Clinton: China, others making progress on Iran oil
Jun 28, 2012, 12:44 PM
Associated Press
RIGA, Latvia (AP) – U.S. Secretary of State Hillary Rodham Clinton said Thursday that China and Singapore are making progress in reducing their imports of Iranian oil as a deadline hit for the Obama administration to begin deciding whether to impose sanctions on the countries under a law aimed at pressuring Iran to prove its nuclear program is peaceful.
Speaking in Latvia on the day of the deadline, Clinton said China and Singapore shared the goal of keeping Iran from developing a nuclear weapon. She said they have cut back on purchases of Iranian oil, but she gave no indication the two countries would get exemptions or receive a waiver based on national security considerations.
“We are actively working this issue,” Clinton said.
“China and Singapore both share our goals of preventing Iran from acquiring a nuclear weapon, and they appreciate that international sanctions and the pressure that these sanctions have brought to bear on the Iranian economy have been a key aspect of our dual-track policy over the years,” she said.
“Both countries have announced steps that they have taken already in their own national interest to move on this important matter, and we’re continuing to discuss and gather additional data on the implications of those steps,” she added.
Clinton has already exempted nearly all of the world’s major importers of Iranian oil except China and Singapore from the sanctions designed to choke the Iranian economy.
Belgium, Britain, the Czech Republic, France, Germany, Greece, India, Malaysia, Italy, Japan, the Netherlands, Poland, South Africa, South Korea, Spain, Sri Lanka, Taiwan and Turkey have been exempted, meaning that banks and other financial institutions based there will not be hit with penalties under U.S. law for a renewable 180-day period.
U.S. officials say Iran’s oil exports have declined from about 2.5 million barrels a day last year to between 1.2 and 1.8 million barrels a day, reducing a main source of revenue for the regime, which remains defiant of international demands to come clean about its nuclear intentions.

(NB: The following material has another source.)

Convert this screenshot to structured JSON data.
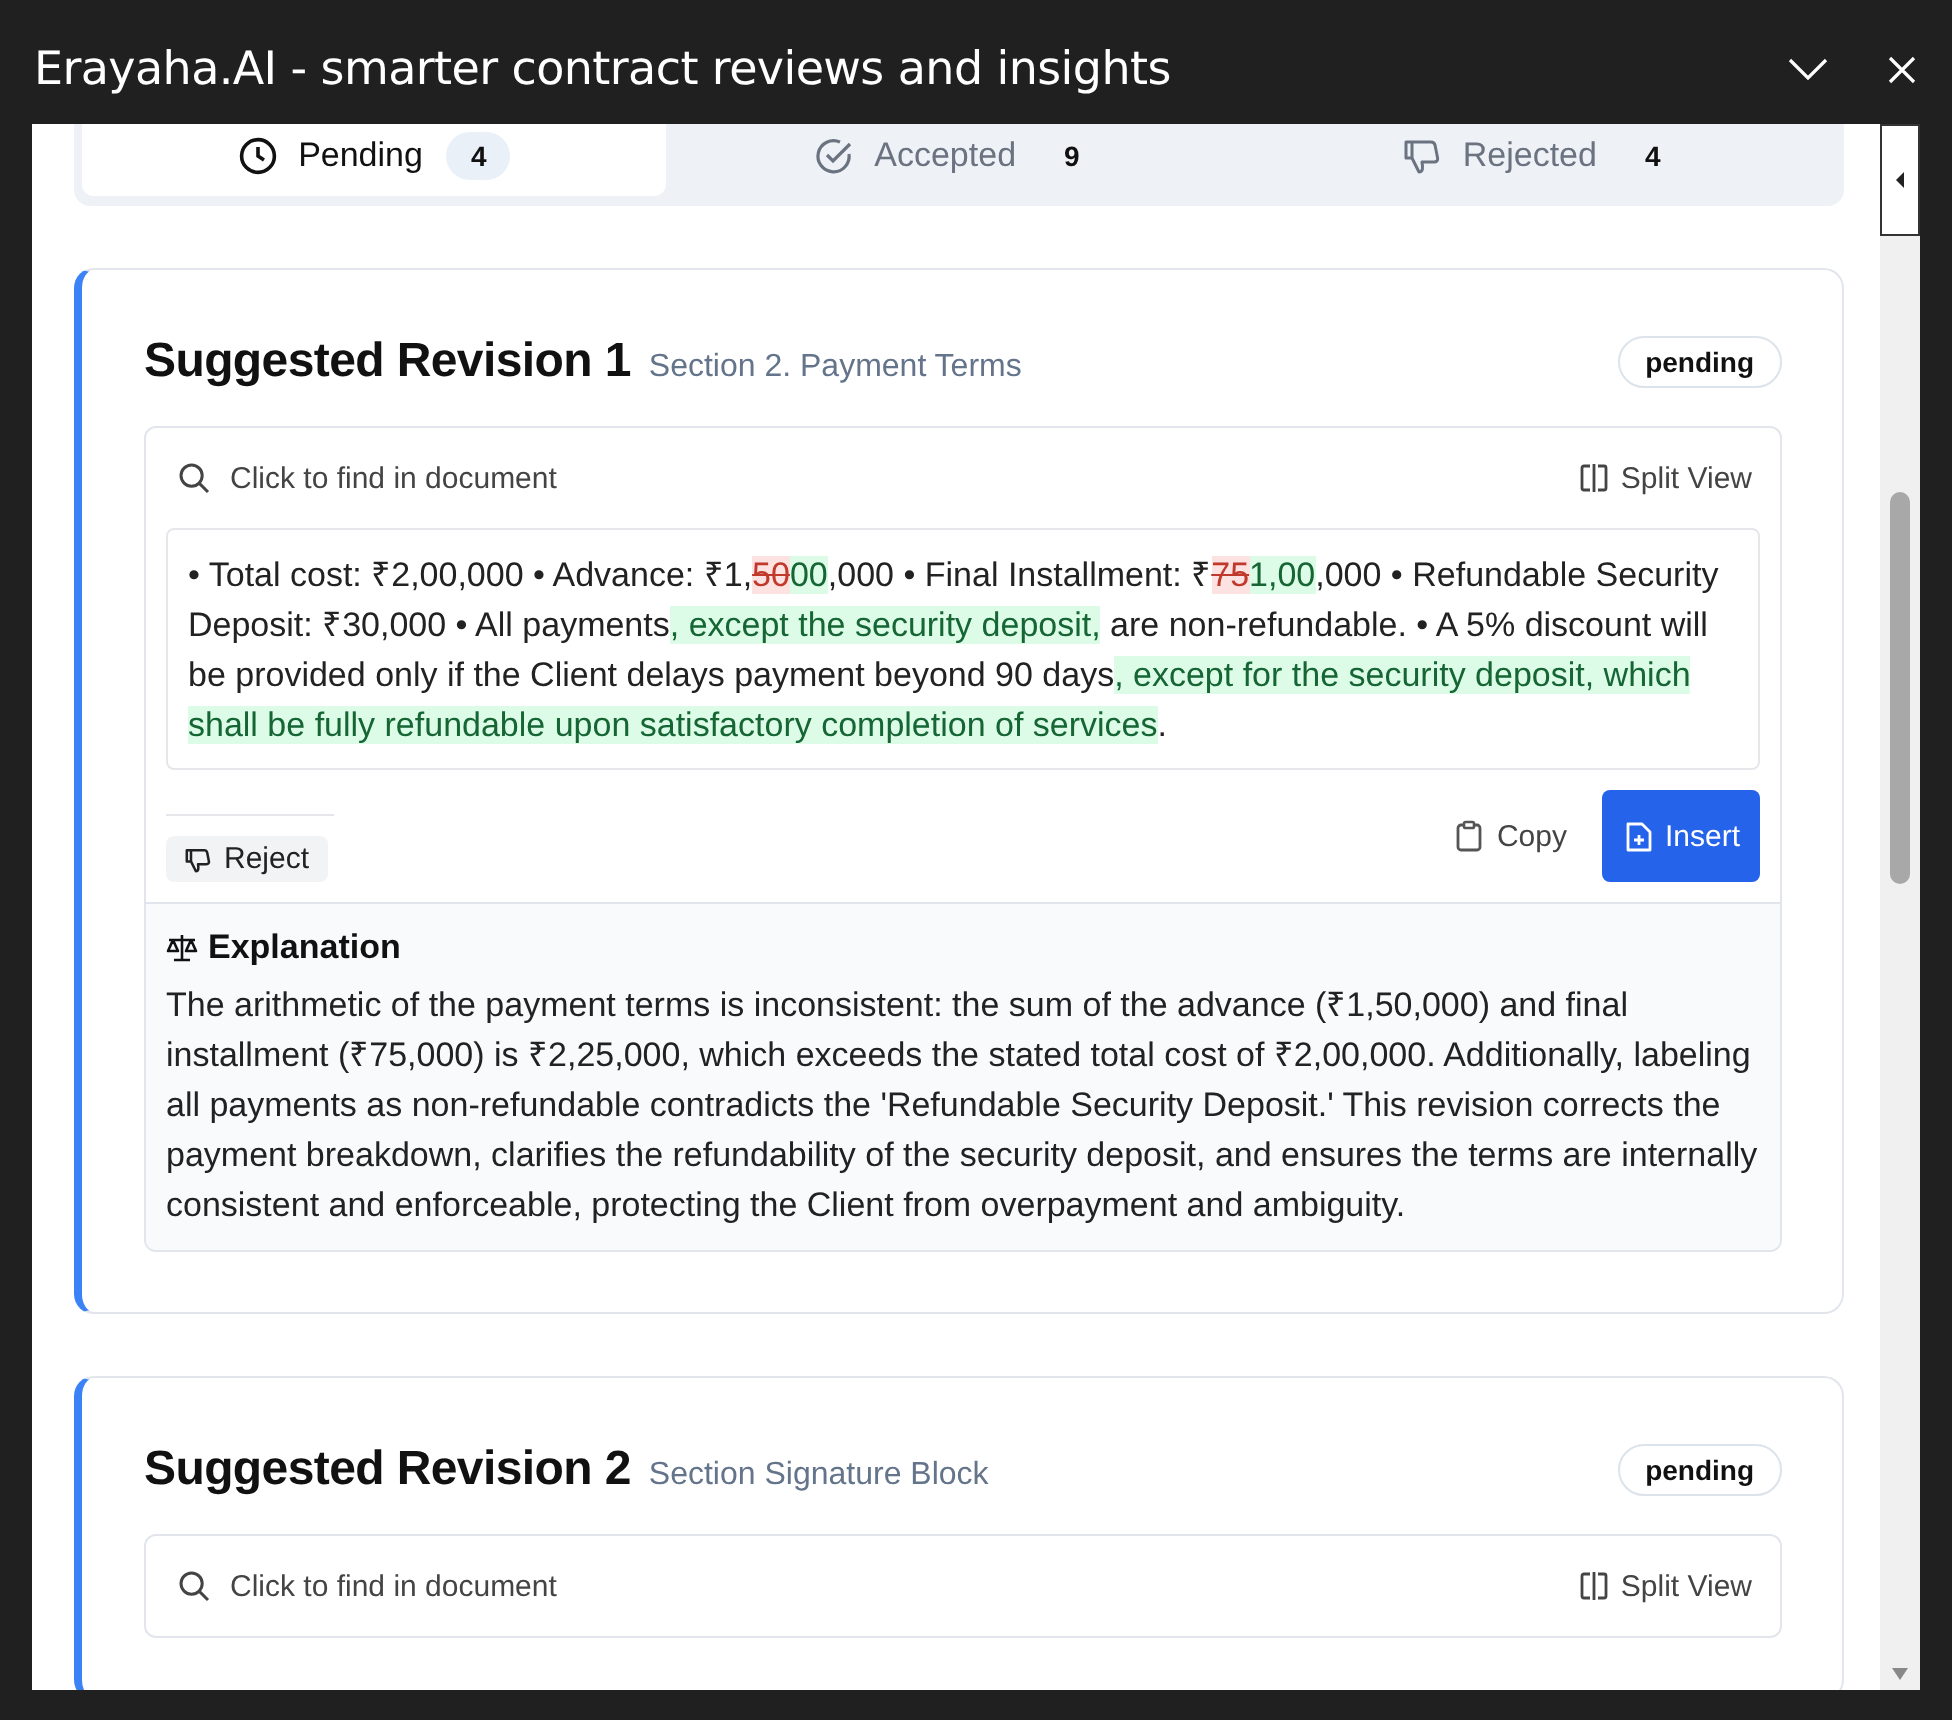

The U.S. sanctions target foreign financial institutions that do business with Iran’s central bank by barring them from opening or maintaining correspondent operations in the United States. They would apply to foreign central banks only for transactions that involve the sale or purchase of petroleum or petroleum products and then only if the administration determined that there is enough non-Iranian oil available to make up the difference without disrupting oil markets.